I
Que tes mains soient bénies, car elles sont impures !
Elles ont des péchés cachés à toutes les jointures ;
Leur peau blanche s’est trempée dans l’odeur âpre des caresses
Secrètes, parmi l’ombre blanche où rampent les caresses,
Et l’opale prisonnière qui se meurt à ton doigt,
C’est le dernier soupir de Jésus sur la croix.
II
Que tes yeux soient bénis, car ils sont homicides !

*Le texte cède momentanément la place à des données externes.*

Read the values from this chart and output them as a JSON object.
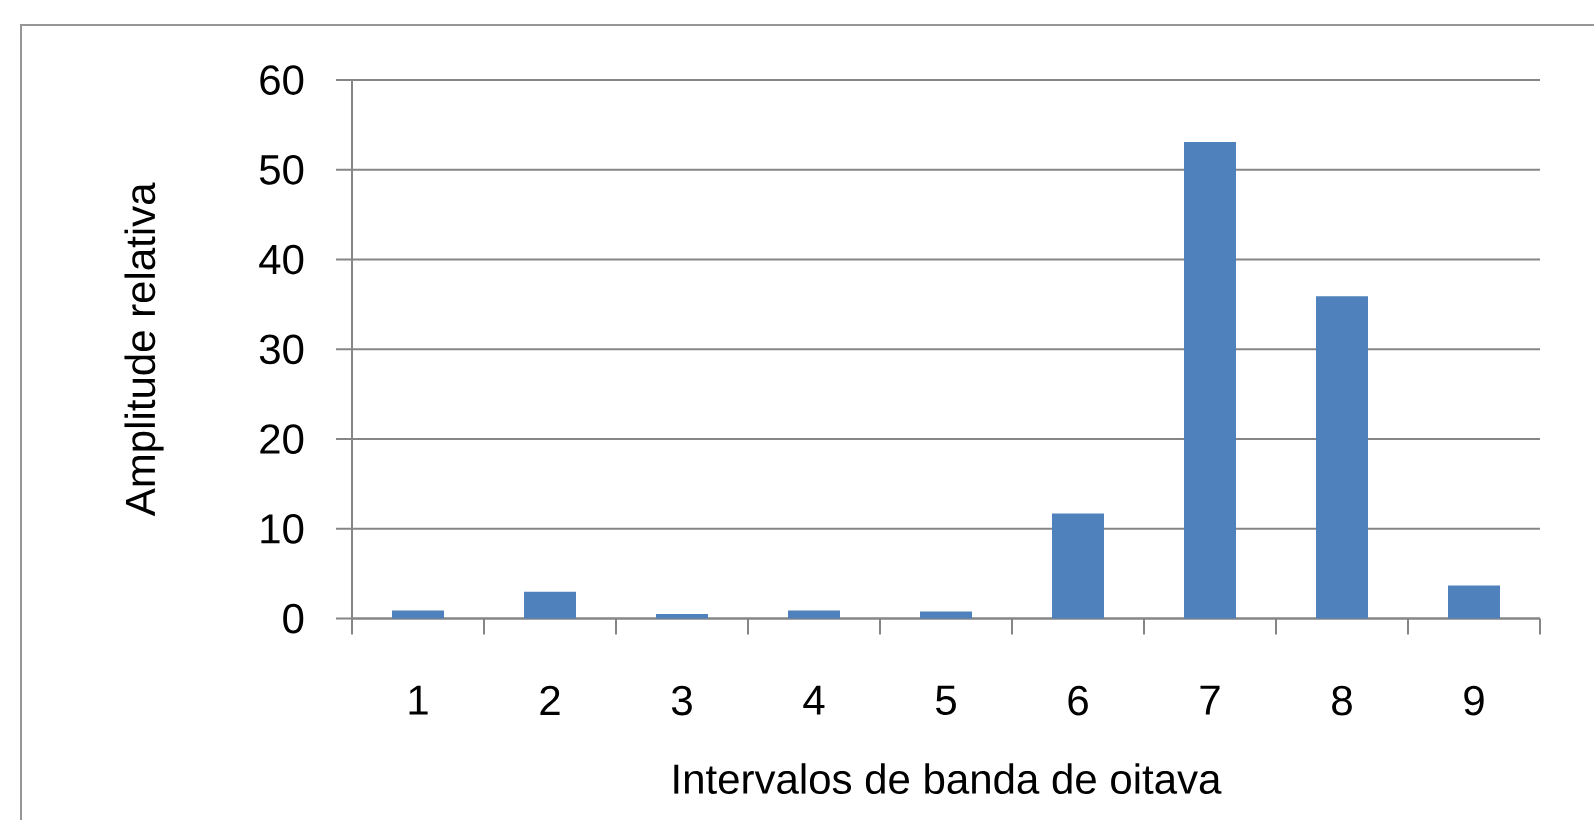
{
  "chart_data": {
    "type": "bar",
    "xlabel": "Intervalos de banda de oitava",
    "ylabel": "Amplitude relativa",
    "categories": [
      "1",
      "2",
      "3",
      "4",
      "5",
      "6",
      "7",
      "8",
      "9"
    ],
    "values": [
      0.9,
      3.0,
      0.5,
      0.9,
      0.8,
      11.7,
      53.1,
      35.9,
      3.7
    ],
    "color": "#4f81bd",
    "ylim": [
      0,
      60
    ],
    "yticks": [
      0,
      10,
      20,
      30,
      40,
      50,
      60
    ],
    "grid": "y"
  }
}
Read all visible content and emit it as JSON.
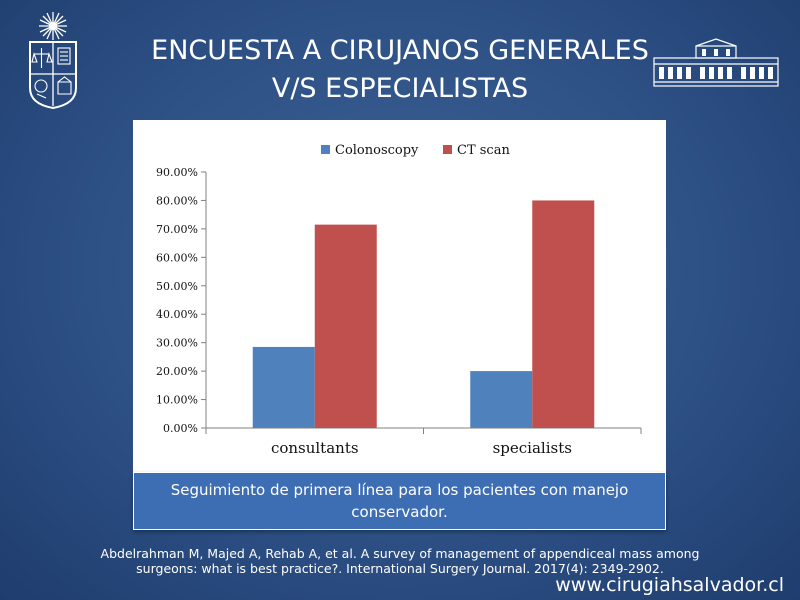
{
  "slide": {
    "title_line1": "ENCUESTA A CIRUJANOS GENERALES",
    "title_line2": "V/S ESPECIALISTAS",
    "caption": "Seguimiento de primera línea para los pacientes con manejo conservador.",
    "reference_line1": "Abdelrahman M, Majed A, Rehab A, et al. A survey of management of appendiceal mass among",
    "reference_line2": "surgeons: what is best practice?. International Surgery Journal. 2017(4): 2349-2902.",
    "website": "www.cirugiahsalvador.cl"
  },
  "logos": {
    "left": "university-seal",
    "right": "building-facade"
  },
  "colors": {
    "background": "#2d5085",
    "colonoscopy": "#4f81bd",
    "ct_scan": "#c0504d",
    "caption_box": "#3d6db3"
  },
  "chart_data": {
    "type": "bar",
    "categories": [
      "consultants",
      "specialists"
    ],
    "series": [
      {
        "name": "Colonoscopy",
        "values": [
          28.5,
          20.0
        ],
        "color": "#4f81bd"
      },
      {
        "name": "CT scan",
        "values": [
          71.5,
          80.0
        ],
        "color": "#c0504d"
      }
    ],
    "ylim": [
      0,
      90
    ],
    "yticks": [
      "0.00%",
      "10.00%",
      "20.00%",
      "30.00%",
      "40.00%",
      "50.00%",
      "60.00%",
      "70.00%",
      "80.00%",
      "90.00%"
    ],
    "ytick_values": [
      0,
      10,
      20,
      30,
      40,
      50,
      60,
      70,
      80,
      90
    ],
    "legend_position": "top",
    "grid": false
  }
}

Ils sont pleins de fantômes et pleins de chrysalides,
Comme dans l’eau fanée, bleue au fond des grottes vertes,
On voit dormir des fleurs qui sont des bêtes vertes,
Et ce douloureux saphir d’amertume et d’effroi,
C’est le dernier regard de Jésus sur la croix.
III
Que tes seins soient bénis, car ils sont sacrilèges !
Ils se sont mis tout nus, comme un printanier florilège,
Fleuri pour la caresse et la moisson des lèvres et des mains,
Fleurs du bord de la route, bonnes à toutes les mains,
Et l’hyacinthe qui rêve là, avec un air triste de roi,
C’est le dernier amour de Jésus sur la croix.
IV
Que ton ventre soit béni, car il est infertile !
Il est beau comme une terre de désolation ; le style
De la herse n’y hersa qu’une glèbe rouge et rebelle,
La fleur mûre n’y sema qu’une graine rebelle,
Et la topaze ardente qui frissonne sur ce palais de joie,
C’est le dernier désir de Jésus sur la croix.
V
Que ta bouche soit bénie, car elle est adultère !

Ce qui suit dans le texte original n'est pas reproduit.